For Remington, this confluence of the decline of coal and the rise of renewables was the crucible in which the HA was forged.

 

Technology Built for These Times

And the HA journey continues. Today, the rise of AI computational demand, along with the supertrend of electrification, has forced the IEA to raise its growth forecasts for global power again and again. In its latest report, released in February, the IEA saw 4.3% global growth last year, and projected 4.0% growth for this year and next year too — one of the strongest sustained growth advances in many years. As GE Vernova CEO Scott Strazik recently wrote in an op-ed, “The International Energy Agency recently said the world will need to build as much capacity in the next five years as the U.S. and Europe did in the last 136 years.” While strong growth presents a challenge, it’s also an opportunity, according to Strazik, who said at last year’s Climate Week and UN General Assembly conference that “growth is the only thing that’s going to give us a chance to address” the climate challenge.
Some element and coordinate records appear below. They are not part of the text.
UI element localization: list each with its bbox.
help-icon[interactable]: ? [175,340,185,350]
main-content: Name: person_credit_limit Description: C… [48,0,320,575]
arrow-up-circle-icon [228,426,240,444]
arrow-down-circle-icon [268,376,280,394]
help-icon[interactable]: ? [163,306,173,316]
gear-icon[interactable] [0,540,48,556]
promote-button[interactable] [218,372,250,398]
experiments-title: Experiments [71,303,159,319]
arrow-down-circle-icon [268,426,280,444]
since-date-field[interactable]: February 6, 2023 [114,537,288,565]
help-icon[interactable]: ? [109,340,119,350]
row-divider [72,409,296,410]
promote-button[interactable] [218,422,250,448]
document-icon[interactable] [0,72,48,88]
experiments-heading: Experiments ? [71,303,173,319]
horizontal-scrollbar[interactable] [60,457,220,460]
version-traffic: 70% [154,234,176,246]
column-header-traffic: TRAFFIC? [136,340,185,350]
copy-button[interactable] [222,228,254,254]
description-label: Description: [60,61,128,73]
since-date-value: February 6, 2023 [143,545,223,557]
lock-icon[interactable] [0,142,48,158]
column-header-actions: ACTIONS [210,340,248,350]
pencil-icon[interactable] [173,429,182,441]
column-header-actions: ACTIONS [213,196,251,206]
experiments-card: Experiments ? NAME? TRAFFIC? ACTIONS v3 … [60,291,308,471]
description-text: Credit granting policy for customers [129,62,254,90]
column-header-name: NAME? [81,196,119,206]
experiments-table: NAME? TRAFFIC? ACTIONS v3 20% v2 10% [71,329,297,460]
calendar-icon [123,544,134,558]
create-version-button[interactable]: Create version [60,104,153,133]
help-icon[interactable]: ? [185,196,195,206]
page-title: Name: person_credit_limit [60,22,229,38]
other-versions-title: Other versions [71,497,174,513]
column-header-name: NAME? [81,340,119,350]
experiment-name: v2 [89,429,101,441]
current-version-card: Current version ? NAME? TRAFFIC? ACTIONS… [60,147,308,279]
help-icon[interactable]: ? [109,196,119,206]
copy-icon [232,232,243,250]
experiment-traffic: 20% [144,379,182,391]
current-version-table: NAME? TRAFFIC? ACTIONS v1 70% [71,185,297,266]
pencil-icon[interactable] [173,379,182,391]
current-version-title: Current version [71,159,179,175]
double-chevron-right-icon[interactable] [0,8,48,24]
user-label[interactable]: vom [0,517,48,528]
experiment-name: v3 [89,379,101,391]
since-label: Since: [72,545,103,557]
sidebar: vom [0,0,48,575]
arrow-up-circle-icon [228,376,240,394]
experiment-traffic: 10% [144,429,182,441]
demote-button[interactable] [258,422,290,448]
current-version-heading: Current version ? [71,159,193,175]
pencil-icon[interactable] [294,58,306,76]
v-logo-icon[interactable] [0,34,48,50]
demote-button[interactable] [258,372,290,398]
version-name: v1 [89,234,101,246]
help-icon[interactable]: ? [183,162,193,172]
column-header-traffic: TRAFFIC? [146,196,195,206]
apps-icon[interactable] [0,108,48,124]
And growth is exactly how the HA, according to Remington, will march forward in its journey from 3 million to 10 million hours of runtime. The HA order book is quickly expanding, and GE Vernova is investing heavily in HA output capacity at its Greenville, South Carolina, facility. According to Remington, in the recent past it was generally an 18-to-24-month cycle from the signing of the contract to the delivery of new power equipment. But with so much demand, that delivery timeline has started to expand, and he says the goal of the company’s investment is to help ensure that customers are able to receive the products. “The power industry has accelerated incredibly fast, just in the past year and a half,” he says. Not coincidentally, the first AI chatbots started to appear just two years ago and were a hit with consumers. 

Remington says it’s not just raw demand for more global power that will drive the HA forward, but the portfolio’s range of capabilities, which are now coming into view. For example, at the new Net-Zero Teesside Power station in the U.K., GE Vernova will supply a 9HA.02 turbine to be customized to intersect with a leading-edge carbon capture system, a testament to the HA’s flexibility. In a world of robust data center growth, where operators may have trouble finding a connection to the grid, they can choose instead to site the HA directly on their property, in what’s known as a behind-the-meter configuration. Can’t plug in to the grid? Build your own.

Looking ahead, Remington discerns that most of the dynamics that got the HA to its current milestone are still seen today. Electrification of residential and industrial segments, fast-growing wind and solar that require firming, and still more coal plant closures are all set to accelerate in the years ahead, and on top of that there is now an enormous AI load fueling demand. “Even if you took just a fraction of the load growth currently forecasted,” he says, “the numbers are still astounding.”